What remains, in some strange magic-realist world, is the seasoned performer, on stage for the seasoned spectator, in an intimate duet only they know the rules for. Some sort of love. Safe, blind and aloof.


4 thoughts on “Pretentiousness

  1. Simon says:

    I have always understood pretentiousness as someone who believes he has achieved something, while he hasn’t yet. So it’s not just that he’s trying, an attempt, but him believing that he already reached the goal, just by trying to get it, while he has not completed the job yet.

  2. Jana says:

    Good point. When it comes to a work of art, however, how do you (I, we) judge what the artist believes has been achieved?

    This is a genuine question: does the public/critical perception of the work stand for artist’s belief? Is it cumulative? Do you get more pretentious with time, by being hailed greater than you are (case study: Fabre)?

  3. The accusation of “pretension” is so often used as an attack on the new or the “difficult” that it’s probably better to examine why it is used. It’s most often code, and when it’s used like that, it’s a dismissal in favour of the status quo. Otherwise you wouldn’t get, as you do, someone like Beckett being termed pretentious… A child learning to walk isn’t pretentious – it is naked learning, which is quite different. The journalist sitting in a cafe yabbering about the novel he will write one day (and lambasting those who actually have written novels) is closer to the mark. But it’s one of those very slippery words.

  4. Jana says:

    I wasn’t hoping for any discussion, Ms Croggon, since you’ve announced Life! But oh how wonderful to have you here!

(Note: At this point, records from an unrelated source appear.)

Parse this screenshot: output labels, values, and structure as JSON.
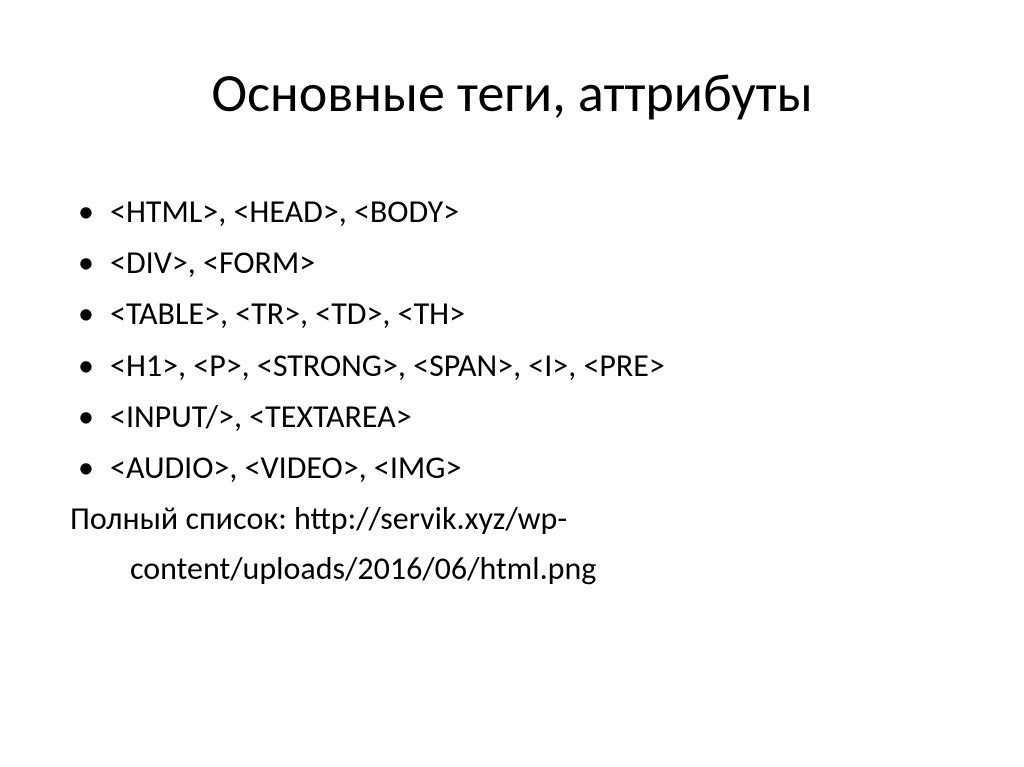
{
  "slide": {
    "title": "Основные теги, аттрибуты",
    "bullets": [
      "<HTML>, <HEAD>, <BODY>",
      "<DIV>, <FORM>",
      "<TABLE>, <TR>, <TD>, <TH>",
      "<H1>, <P>, <STRONG>, <SPAN>, <I>, <PRE>",
      "<INPUT/>, <TEXTAREA>",
      "<AUDIO>, <VIDEO>, <IMG>"
    ],
    "footer_line1": "Полный список: http://servik.xyz/wp-",
    "footer_line2": "content/uploads/2016/06/html.png"
  }
}
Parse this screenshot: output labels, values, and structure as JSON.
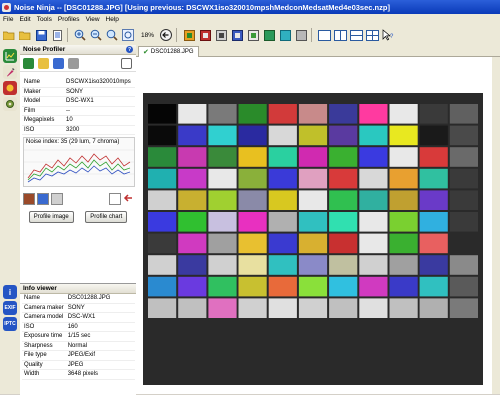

    Child walking, I meant before they have a realistic chance to succeed. Month 10, say. A child who can, or just on the verge of walking, is a safe better. The one that will get hurt many times is pretentious, in the sense of intending more than they are capable of. What I was trying to get at is that, at the beginning of every process, one has nothing but pretention.

    (Talking in a language you haven’t mastered yet is a perfect example. There is no way to master a language without practice, there is no way not to be laughable at first. It is interesting, although perhaps completely unrelated, that we label multiple-language speakers pretentious too. Particularly when they’re fluent..! Even more so, the people who will use a few words of French. But in both cases the hard slog of getting the grammar down, of practicing, of mispronouncing, is completely undervalued as a pursuit. In both cases, it’s to do with humility, rather than pretention. To allow yourself to fail, to aim so high that success isn’t guaranteed, isn’t that somehow humble, humble in the face of the world?)

    I like your re-definition of pretention. I think you hit the nail on the head. What word do we use for Beckett, then? (The Beckett that fails, I mean. Not the one that succeeds.)